A película, "em óptimo estado", permite reconstituir a obra completa de Manuel Guimarães, com um filme que "tem muito interesse, primeiro para Famalicão – que já tinha um do Manoel de Oliveira (Famalicão, de 1941), que é um pouco mais pitoresco, enquanto este é um pouco mais directo, mais cru".

"Está muito bem filmado, é muito cru, porque o [Manuel] Guimarães é um neo-realista e quer ir para a rua e filmar aquelas pessoas em primeiro plano. É um documentário com tempo, a filmar a feira, e depois toca na tal homenagem ao Nuno Simões [1894-1976], um republicano que tem ainda hoje muita relevância", acrescentou Miguel Ramos.

A referida homenagem, que segundo as informações recolhidas pelo colectivo portuense ocorreu a 9 de Abril de 1968, foi levada a cabo pelo município de Vila Nova de Famalicão, concedendo ao cidadão republicano a insígnia de Grande Oficialato da Ordem de Benemerência. É neste ponto que termina o documentário de Manuel Guimarães, até aqui considerado desaparecido, e que foi encomendado pela autarquia à Cultura Filmes, de Ricardo Malheiro.

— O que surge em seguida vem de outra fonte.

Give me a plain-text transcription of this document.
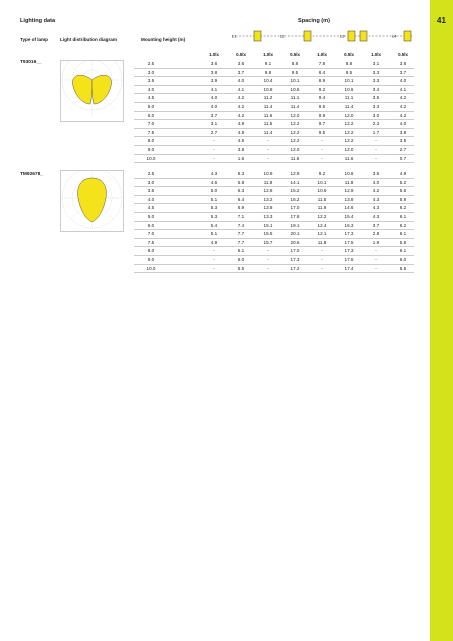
41
Lighting data	Spacing (m)
Type of lamp	Light distribution diagram	Mounting height (m)
L1	L2	L3	L4
1.0lx	0.5lx	1.0lx	0.5lx	1.0lx	0.5lx	1.0lx	0.5lx
T93016__	2.5	3.6	3.6	9.1	8.8	7.8	8.8	3.1	3.6
3.0	3.8	3.7	9.8	9.5	8.4	9.5	3.3	3.7
3.5	3.9	4.0	10.4	10.1	8.9	10.1	3.3	4.0
4.0	4.1	4.1	10.8	10.6	9.2	10.6	3.4	4.1
4.5	4.0	4.2	11.2	11.1	9.4	11.1	3.5	4.2
5.0	4.0	4.2	11.4	11.4	9.6	11.4	3.3	4.2
6.0	3.7	4.2	11.6	12.0	9.9	12.0	3.0	4.2
7.0	3.1	4.9	11.5	12.2	9.7	12.2	2.3	4.0
7.5	2.7	4.8	11.4	12.2	9.5	12.2	1.7	3.8
8.0	-	4.6	-	12.2	-	12.2	-	3.5
9.0	-	3.8	-	12.0	-	12.0	-	2.7
10.0	-	1.6	-	11.6	-	11.6	-	0.7
TM92678_	2.5	4.3	5.3	10.9	12.9	9.2	10.6	3.6	4.9
3.0	4.6	5.8	11.8	14.1	10.1	11.8	4.0	5.2
3.5	5.0	6.3	12.6	15.2	10.9	12.9	4.2	5.6
4.0	5.1	6.4	13.2	16.2	11.5	13.8	4.3	5.9
4.5	5.3	6.9	13.8	17.0	11.9	14.6	4.3	6.2
5.0	5.3	7.1	13.3	17.8	12.2	15.4	4.3	6.1
6.0	5.4	7.4	15.1	19.1	12.4	16.3	3.7	6.2
7.0	5.1	7.7	15.5	20.1	12.1	17.3	2.8	6.1
7.5	4.9	7.7	15.7	20.6	11.8	17.5	1.9	5.8
8.0	-	6.1	-	17.0	-	17.3	-	6.1
9.0	-	6.0	-	17.3	-	17.5	-	6.0
10.0	-	5.5	-	17.2	-	17.4	-	5.5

A Terra e o Homem enquadra-se mais nos filmes "mais institucionais" da obra do realizador, embora tenha já "um cunho altamente neo-realista", nota o membro da Confederação. "Ele vai filmar para a rua, as pessoas, passa muito tempo na feira, interessa-lhe a paisagem, mas ele dedica muito tempo à feira, filmar as pessoas em primeiro plano, a vinda delas, o que é que se está a vender", acrescenta.

A equipa por detrás da recuperação do documentário também encontrou o seu negativo, que se encontra "em muito mau estado", e está agora a preparar um texto sobre o filme, uma investigação apoiada pelas autarquias do Porto e de Braga, que será disponibilizado na Internet.

Nascido em 1915, em Albergaria-a-Velha, Manuel Guimarães foi assistente de realização de Manoel de Oliveira em Aniki-Bóbó (1942), tendo-se depois destacado como cineasta neo-realista, numa filmografia estreada com O Desterrado - Vida e Obra de Soares dos Reis (1949), antes de realizar uma das suas obras mais conhecidas, a longa-metragem Saltimbancos (1951).

Até à sua morte, em 1975, em Lisboa, o cineasta realizou longas e curtas-metragens, entre ficção e documentário, como O Crime da Aldeia Velha (1964) ou A Costureirinha da Sé (1958), além de Tráfego e Estiva (1968), que foi o primeiro filme português rodado em 70mm.

Manuel Guimarães desenvolveu ainda actividade como pintor e caricaturista, numa carreira em que viu, em várias películas, a censura 'cortar' várias cenas, devido à crítica social ao Estado Novo nelas patente, como foi o caso de Nazaré (1952), que contou com argumento do escritor Alves Redol (1911-1969).